Penso, no entanto, que o bizarro Artista,
Embora seja um poeta futurista,
Não é, por certo, um poeta futuroso.
Estava iniciada a polêmica. O próprio Mário escreveu um artigo no mesmo jornal, em 06/06/1921, refutando a condição de futurista. Ele afirma estar esclarecendo a posição do autor de “Pauliceia desvariada”, que diz ser seu amigo. Assim, Mário de Andrade não se expõe. Nesse artigo de linguagem despojada e fluente, bem mais moderno que a de Oswald, ele explica que o poeta de “Pauliceia” não é futurista. Bem ao contrário, ele reconhece a importância de artistas do passado, como Frei Luís de Sousa, Camões, Garret e Machado de Assis. Além do mais, Mário esclarece que o poeta é católico praticante, rejeitando “o banimento completo da lembrança de Deus, o desrespeito absoluto pelo belo idioma, também gentil, e o abandono das noções de pátria e principalmente de tradição...”.
Mas a postura de Mário no modernismo revela ser a mais clarividente, culta e ponderada nos artigos que escreveu e publicou em 1921 sob o título geral de “Mestres do passado”. Ele escolhe Francisca Júlia, Raimundo Correia, Alberto de Oliveira, Olavo Bilac e Vicente de Carvalho para fazer um balanço do parnasianismo. Agressivo, mas com graça e ironia, ele defende a tese geral de que os parnasianos já haviam dado a sua contribuição, e que o momento deles passara.
Não apenas, porém. Mário mostrava o dano que o parnasianismo causara à poesia brasileira ao afastá-la da construção de uma expressão nacional, que estava em marcha por Gregório de Matos, pelos árcades, pelos românticos, por Machado de Assis, etc. No último artigo da série, ele escreve: “... esta minha visita apressada ao corredor dos Mestres do Passado não é uma negativa absoluta ao valor e à obra desses defuntos. Gosto pouco desses fantasmas, porém admiro-os bastante. Admiro-os pelo quanto obraram, pelo trabalho e paciência que tiveram. Parece-me incrível que passassem toda uma existência na terra tumultuária, medindo pacientemente versos, sem só uma vez sentirem a prisão de Ariel, sem uma só vez sorrirem, errando o alexandrino no meio daquela procissão de longos e pesados metros puros. Medir pés de versos uma vida inteira! Meu Deus, que sapateiros formidáveis! Não os amo porém. Com os produtos enganosos de sua fábrica obstruíram nosso futuro e nosso passado literário”.
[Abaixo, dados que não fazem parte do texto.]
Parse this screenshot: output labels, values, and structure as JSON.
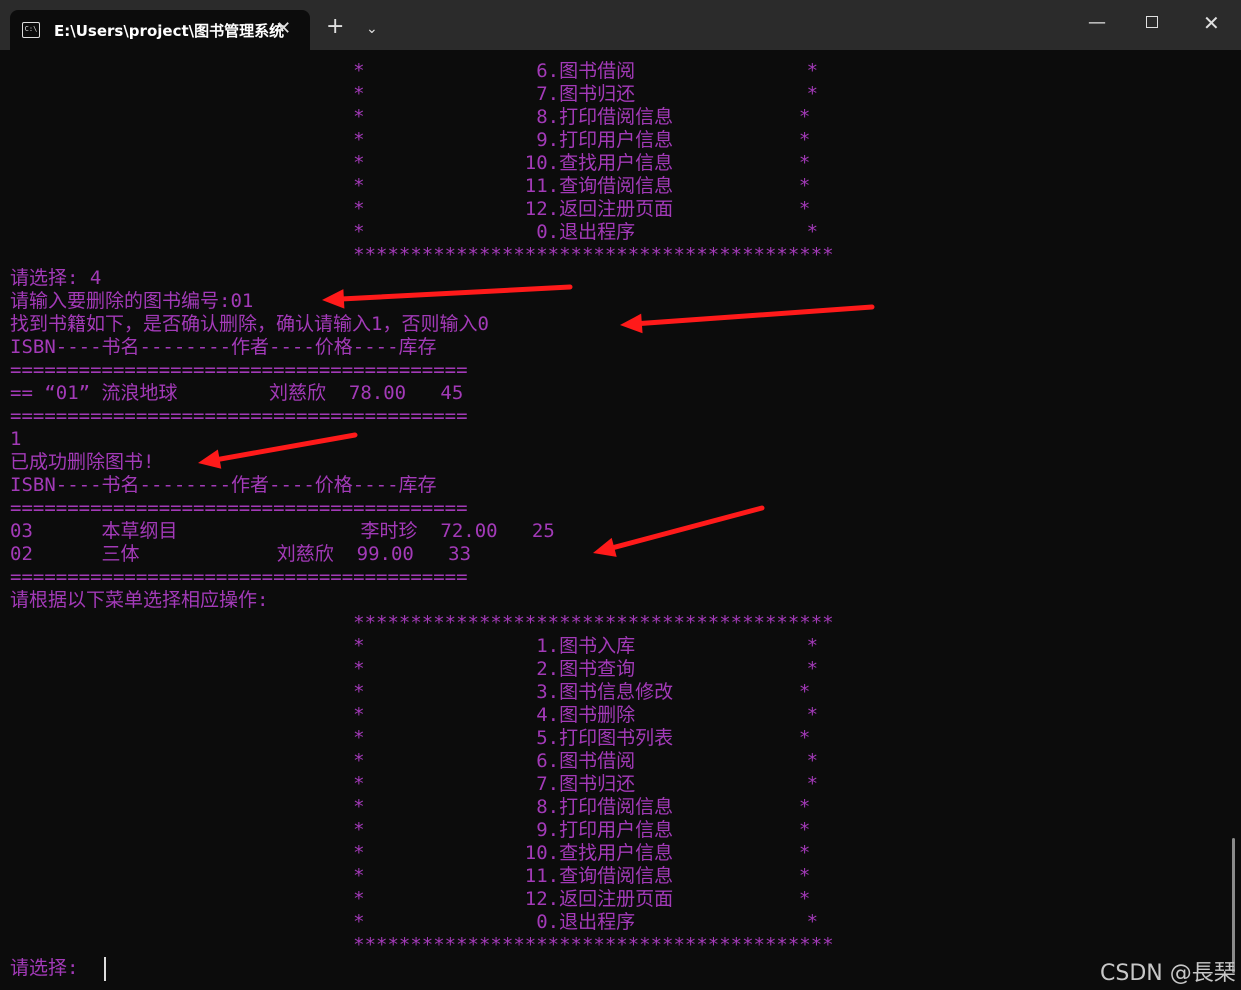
{
  "window": {
    "tab_title": "E:\\Users\\project\\图书管理系统",
    "tab_icon": "console-icon",
    "close_tab_glyph": "✕",
    "new_tab_glyph": "+",
    "dropdown_glyph": "⌄",
    "minimize_glyph": "—",
    "close_glyph": "✕"
  },
  "console": {
    "text_color": "#a33ab8",
    "background": "#0c0c0c",
    "lines": [
      "                              *               6.图书借阅               *",
      "                              *               7.图书归还               *",
      "                              *               8.打印借阅信息           *",
      "                              *               9.打印用户信息           *",
      "                              *              10.查找用户信息           *",
      "                              *              11.查询借阅信息           *",
      "                              *              12.返回注册页面           *",
      "                              *               0.退出程序               *",
      "                              ******************************************",
      "请选择: 4",
      "请输入要删除的图书编号:01",
      "找到书籍如下，是否确认删除，确认请输入1，否则输入0",
      "ISBN----书名--------作者----价格----库存",
      "========================================",
      "== “01” 流浪地球        刘慈欣  78.00   45",
      "========================================",
      "1",
      "已成功删除图书!",
      "ISBN----书名--------作者----价格----库存",
      "========================================",
      "03      本草纲目                李时珍  72.00   25",
      "02      三体            刘慈欣  99.00   33",
      "========================================",
      "请根据以下菜单选择相应操作:",
      "                              ******************************************",
      "                              *               1.图书入库               *",
      "                              *               2.图书查询               *",
      "                              *               3.图书信息修改           *",
      "                              *               4.图书删除               *",
      "                              *               5.打印图书列表           *",
      "                              *               6.图书借阅               *",
      "                              *               7.图书归还               *",
      "                              *               8.打印借阅信息           *",
      "                              *               9.打印用户信息           *",
      "                              *              10.查找用户信息           *",
      "                              *              11.查询借阅信息           *",
      "                              *              12.返回注册页面           *",
      "                              *               0.退出程序               *",
      "                              ******************************************",
      "请选择: "
    ]
  },
  "annotation_color": "#ff1a1a",
  "watermark": "CSDN @長琹"
}
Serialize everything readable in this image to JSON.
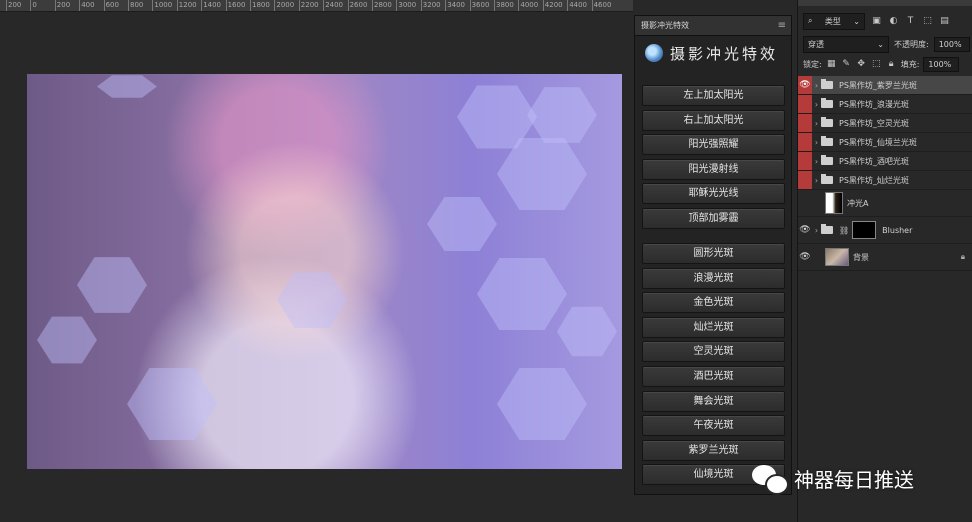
{
  "ruler": {
    "ticks": [
      "200",
      "0",
      "200",
      "400",
      "600",
      "800",
      "1000",
      "1200",
      "1400",
      "1600",
      "1800",
      "2000",
      "2200",
      "2400",
      "2600",
      "2800",
      "3000",
      "3200",
      "3400",
      "3600",
      "3800",
      "4000",
      "4200",
      "4400",
      "4600"
    ]
  },
  "plugin": {
    "tab_title": "摄影冲光特效",
    "menu_icon": "hamburger-menu-icon",
    "header_title": "摄影冲光特效",
    "sunlight_buttons": [
      "左上加太阳光",
      "右上加太阳光",
      "阳光强照耀",
      "阳光漫射线",
      "耶稣光光线",
      "顶部加雾霾"
    ],
    "bokeh_buttons": [
      "圆形光斑",
      "浪漫光斑",
      "金色光斑",
      "灿烂光斑",
      "空灵光斑",
      "酒巴光斑",
      "舞会光斑",
      "午夜光斑",
      "紫罗兰光斑",
      "仙境光斑"
    ]
  },
  "layers_panel": {
    "filter_type": "类型",
    "blend_mode": "穿透",
    "opacity_label": "不透明度:",
    "opacity_value": "100%",
    "lock_label": "锁定:",
    "fill_label": "填充:",
    "fill_value": "100%",
    "groups": [
      {
        "name": "PS黑作坊_紫罗兰光斑",
        "selected": true
      },
      {
        "name": "PS黑作坊_浪漫光斑",
        "selected": false
      },
      {
        "name": "PS黑作坊_空灵光斑",
        "selected": false
      },
      {
        "name": "PS黑作坊_仙境兰光斑",
        "selected": false
      },
      {
        "name": "PS黑作坊_酒吧光斑",
        "selected": false
      },
      {
        "name": "PS黑作坊_灿烂光斑",
        "selected": false
      }
    ],
    "layer_chongguang": "冲光A",
    "layer_blusher": "Blusher",
    "layer_background": "背景"
  },
  "watermark": {
    "text": "神器每日推送"
  },
  "colors": {
    "panel_bg": "#232323",
    "workspace_bg": "#282828",
    "eye_red": "#b53b3b",
    "selected_row": "#474747"
  }
}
“Com o aparecimento deles desapareceram os poetas antigos brasileiros. Porque Bilac escreveu ‘Morte do tapir’ ninguém mais lê os ‘Timbiras’. ‘Última jornada’, do sublime Machado, o magnífico ‘Uruguai’, de Basílio da Gama são abortos de uma infância fragílima! Porque Bilac escreveu friamente sobre ‘Frineia’, não existem mais comoções e amores no Brasil. Não brotam mais lágrimas. Não irrompem mais os gritos nem as risadas. E Castro Alves, Fagundes Varela, Álvares de Azevedo, Dirceu, e Porto Alegre e Gregório de Matos são pueris manifestações de sentimento e de vida. Ninguém mais sabe transportar-se ao tempo deles para compreendê-los. Pudera! Foram para a Grécia! Depois de visitar o Partenon, quem pode admitir a arquitetura literária e movente ‘dos jacarandás, das maracanaíbas,/canjeranas e ipês, ubatãs e braúnas’.”
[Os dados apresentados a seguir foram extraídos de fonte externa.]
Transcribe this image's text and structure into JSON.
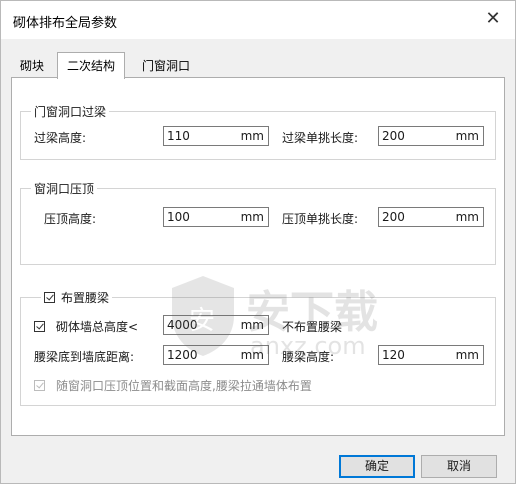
{
  "window": {
    "title": "砌体排布全局参数",
    "close_glyph": "✕"
  },
  "tabs": [
    {
      "label": "砌块",
      "active": false
    },
    {
      "label": "二次结构",
      "active": true
    },
    {
      "label": "门窗洞口",
      "active": false
    }
  ],
  "lintel": {
    "legend": "门窗洞口过梁",
    "height_label": "过梁高度:",
    "height_value": "110",
    "height_unit": "mm",
    "single_pick_label": "过梁单挑长度:",
    "single_pick_value": "200",
    "single_pick_unit": "mm"
  },
  "window_top": {
    "legend": "窗洞口压顶",
    "height_label": "压顶高度:",
    "height_value": "100",
    "height_unit": "mm",
    "single_pick_label": "压顶单挑长度:",
    "single_pick_value": "200",
    "single_pick_unit": "mm"
  },
  "waist_beam": {
    "legend_checkbox_label": "布置腰梁",
    "legend_checked": true,
    "wall_height_check_label": "砌体墙总高度<",
    "wall_height_checked": true,
    "wall_height_value": "4000",
    "wall_height_unit": "mm",
    "no_beam_note": "不布置腰梁",
    "bottom_dist_label": "腰梁底到墙底距离:",
    "bottom_dist_value": "1200",
    "bottom_dist_unit": "mm",
    "beam_height_label": "腰梁高度:",
    "beam_height_value": "120",
    "beam_height_unit": "mm",
    "follow_label": "随窗洞口压顶位置和截面高度,腰梁拉通墙体布置",
    "follow_checked": true,
    "follow_disabled": true
  },
  "buttons": {
    "ok": "确定",
    "cancel": "取消"
  },
  "watermark": {
    "brand": "安下载",
    "domain": "anxz.com",
    "shield_char": "安"
  },
  "colors": {
    "accent": "#0078d7",
    "panel_bg": "#ffffff",
    "dialog_bg": "#f0f0f0"
  }
}
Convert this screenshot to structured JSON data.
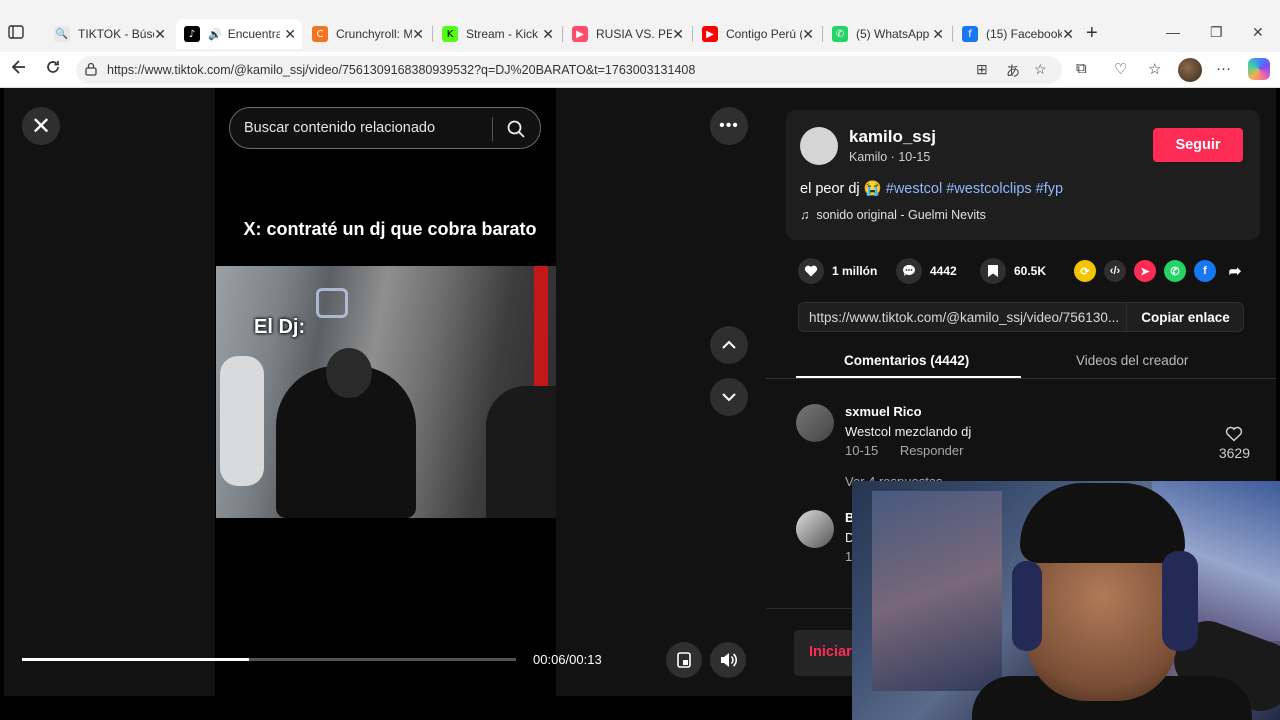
{
  "browser": {
    "tabs": [
      {
        "title": "TIKTOK - Búsqueda",
        "fav": "search",
        "color": "#e8e8e8"
      },
      {
        "title": "Encuentra",
        "fav": "tiktok",
        "color": "#000000",
        "active": true
      },
      {
        "title": "Crunchyroll: Mira",
        "fav": "crunchyroll",
        "color": "#f47521"
      },
      {
        "title": "Stream - Kick",
        "fav": "kick",
        "color": "#53fc18"
      },
      {
        "title": "RUSIA VS. PERÚ",
        "fav": "youtube-red",
        "color": "#ff4d6d"
      },
      {
        "title": "Contigo Perú (U",
        "fav": "youtube",
        "color": "#ff0000"
      },
      {
        "title": "(5) WhatsApp",
        "fav": "whatsapp",
        "color": "#25d366"
      },
      {
        "title": "(15) Facebook",
        "fav": "facebook",
        "color": "#1877f2"
      }
    ],
    "url": "https://www.tiktok.com/@kamilo_ssj/video/7561309168380939532?q=DJ%20BARATO&t=1763003131408"
  },
  "video": {
    "search_placeholder": "Buscar contenido relacionado",
    "caption": "X: contraté un dj que cobra barato",
    "overlay_text": "El Dj:",
    "time": "00:06/00:13",
    "progress": 0.46
  },
  "post": {
    "username": "kamilo_ssj",
    "subline": "Kamilo · 10-15",
    "follow_label": "Seguir",
    "desc_text": "el peor dj 😭",
    "hashtags": [
      "#westcol",
      "#westcolclips",
      "#fyp"
    ],
    "sound": "sonido original - Guelmi Nevits",
    "likes": "1 millón",
    "comments_count": "4442",
    "saves": "60.5K",
    "link": "https://www.tiktok.com/@kamilo_ssj/video/756130...",
    "copy_label": "Copiar enlace"
  },
  "comment_tabs": {
    "comments": "Comentarios (4442)",
    "creator_videos": "Videos del creador"
  },
  "comments": [
    {
      "name": "sxmuel Rico",
      "text": "Westcol mezclando dj",
      "date": "10-15",
      "reply": "Responder",
      "likes": "3629"
    },
    {
      "name": "B",
      "text": "D",
      "date": "1",
      "reply": "",
      "likes": ""
    }
  ],
  "replies_text": "Ver 4 respuestas",
  "login_label": "Iniciar"
}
O conjunto de artigos formadores da série “Mestres do passado” revela um jovem intelectual estudioso, erudito, culto, pesquisador e renovador que “Pauliceia desvairada”, publicado em 1922, confirmará. Entre 1920 e 1930, Mário de Andrade promoverá uma guinada modernizante na poesia, no conto, no romance, na música e nas artes plásticas. Não conheço livro reunindo “Mestres do passado”|com os devidos comentários. Eles não figuram no livro “Brasil: primeiro tempo modernista -1917/29 — documentação” (São Paulo: IEB/USP, 1972). Mas foram republicados por Mário da Silva Brito como apêndice ilustrativo de “História do modernismo brasileiro: antecedentes da Semana de Arte Moderna” (Rio de Janeiro: Civilização Brasileira, 1974).
Às vésperas do centenário da Semana de Arte Moderna, esses artigos deveriam ser publicados em livro como homenagem a Mário e à Semana que, queiram ou não, construiu piso seguro para as artes brasileiras atuais. Um balanço de toda a discussão anterior à Semana também merece livro consistente.